In times of crisis like the pandemic, transparent accounting reporting boosts investor confidence in a company. In addition to standard financial reports, investors are now examining firms' governance, social, and environmental performance. Board involvement, selecting the best reporting technique, and making this information accessible is necessary for transparent reporting.

9. Keeping Accounting In-house For SMBs

Due to personnel flexibility, familiarity with industry standards, and ability to meet unique business requirements, the majority of small businesses keep their accounting in-house.

Accounting tasks are more likely to be outsourced by small enterprises with 50 or more workers and a minimum of one year in operation. When small enterprises seek to save costs, outsourcing accounting is sometimes used. This was especially prevalent during pandemics.

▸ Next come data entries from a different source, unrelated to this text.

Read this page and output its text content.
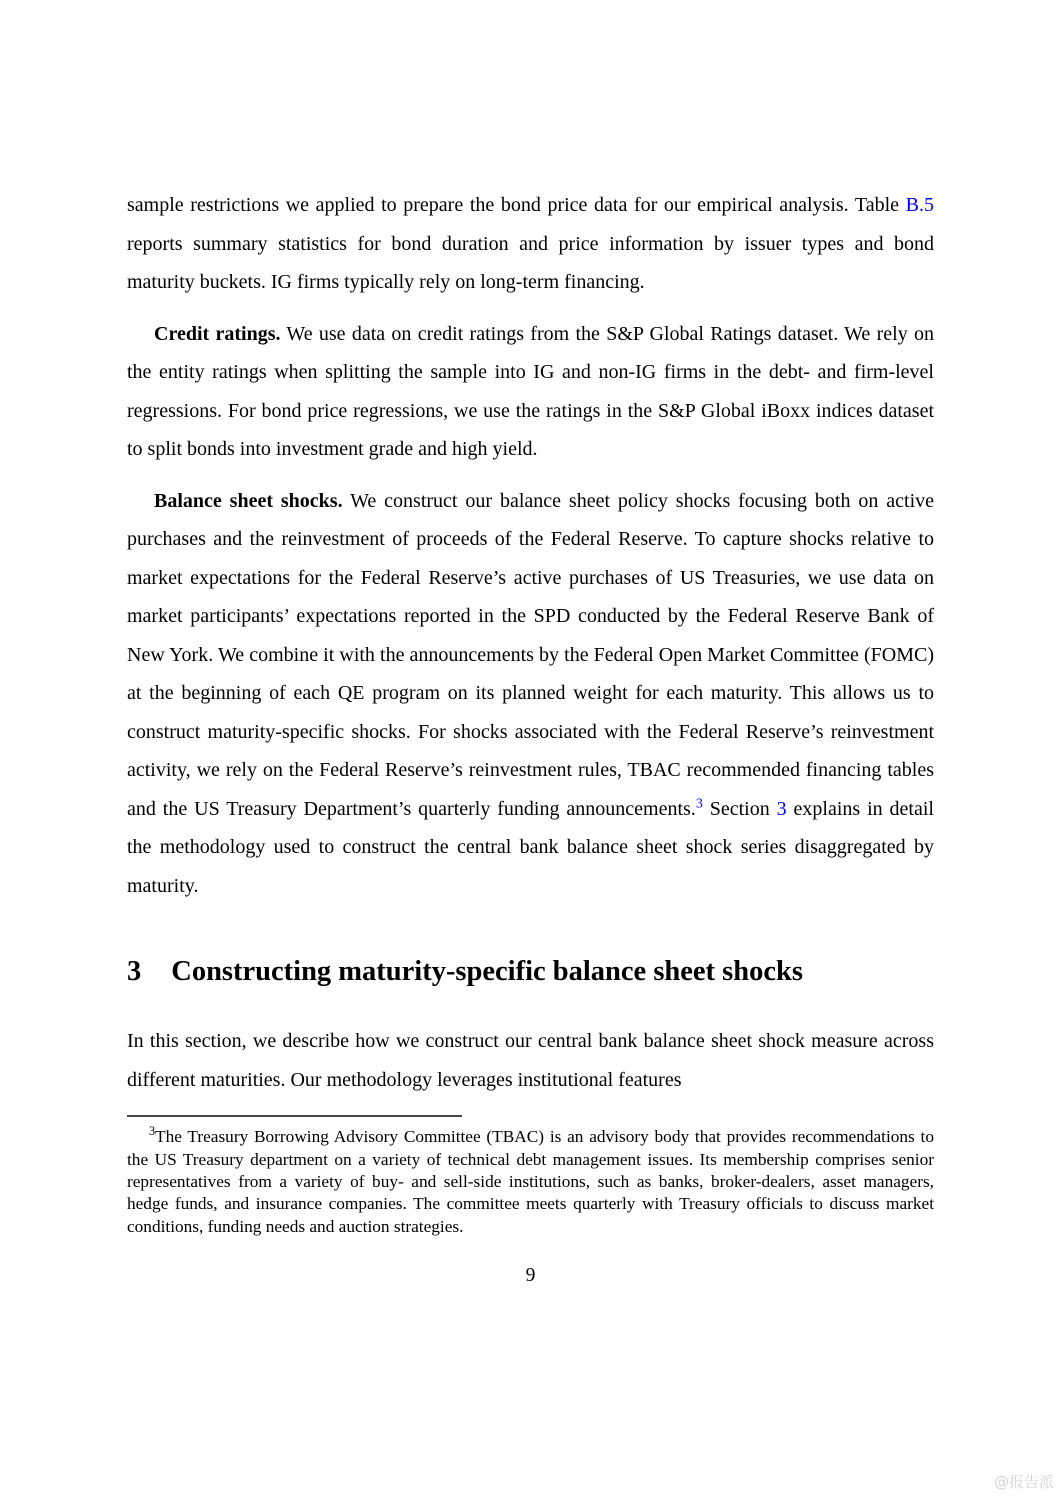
sample restrictions we applied to prepare the bond price data for our empirical analysis. Table B.5 reports summary statistics for bond duration and price information by issuer types and bond maturity buckets. IG firms typically rely on long-term financing.

Credit ratings. We use data on credit ratings from the S&P Global Ratings dataset. We rely on the entity ratings when splitting the sample into IG and non-IG firms in the debt- and firm-level regressions. For bond price regressions, we use the ratings in the S&P Global iBoxx indices dataset to split bonds into investment grade and high yield.

Balance sheet shocks. We construct our balance sheet policy shocks focusing both on active purchases and the reinvestment of proceeds of the Federal Reserve. To capture shocks relative to market expectations for the Federal Reserve’s active purchases of US Treasuries, we use data on market participants’ expectations reported in the SPD conducted by the Federal Reserve Bank of New York. We combine it with the announcements by the Federal Open Market Committee (FOMC) at the beginning of each QE program on its planned weight for each maturity. This allows us to construct maturity-specific shocks. For shocks associated with the Federal Reserve’s reinvestment activity, we rely on the Federal Reserve’s reinvestment rules, TBAC recommended financing tables and the US Treasury Department’s quarterly funding announcements.$^3$ Section 3 explains in detail the methodology used to construct the central bank balance sheet shock series disaggregated by maturity.

3 Constructing maturity-specific balance sheet shocks

In this section, we describe how we construct our central bank balance sheet shock measure across different maturities. Our methodology leverages institutional features

$^3$The Treasury Borrowing Advisory Committee (TBAC) is an advisory body that provides recommendations to the US Treasury department on a variety of technical debt management issues. Its membership comprises senior representatives from a variety of buy- and sell-side institutions, such as banks, broker-dealers, asset managers, hedge funds, and insurance companies. The committee meets quarterly with Treasury officials to discuss market conditions, funding needs and auction strategies.

9
@报告派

10. Accounting Standards And Regulatory Updates

Small firms and industries have received financial assistance from the CARES Act and the Coronavirus Response and Consolidated Appropriations Act, which includes an employee retention credit and a tax credit equal to 50% of earnings. In addition to existing aspects related to leases, reorganizations, debt securities, asset acquisitions, credit losses, variable interest entities, and banking regulation disclosures, the Financial Accounting Standards Board has suggested revisions to the taxonomy of US GAAP financial reporting. Tax repercussions will result from remote employment.

Accounting In New Era

In 2023 and beyond, there will be greater opportunities for accountants as well as obstacles because of increased customer demands, new regulations, and updated accounting standards. Accounting professionals may focus on providing value to clients by using new technologies like automation, artificial intelligence, and ERP integration to hand off monotonous and transactional tasks to machines. For accountants and businesses, optimizing technology will still be challenging despite decreased software spending and cost-cutting efforts that result in talent outsourcing.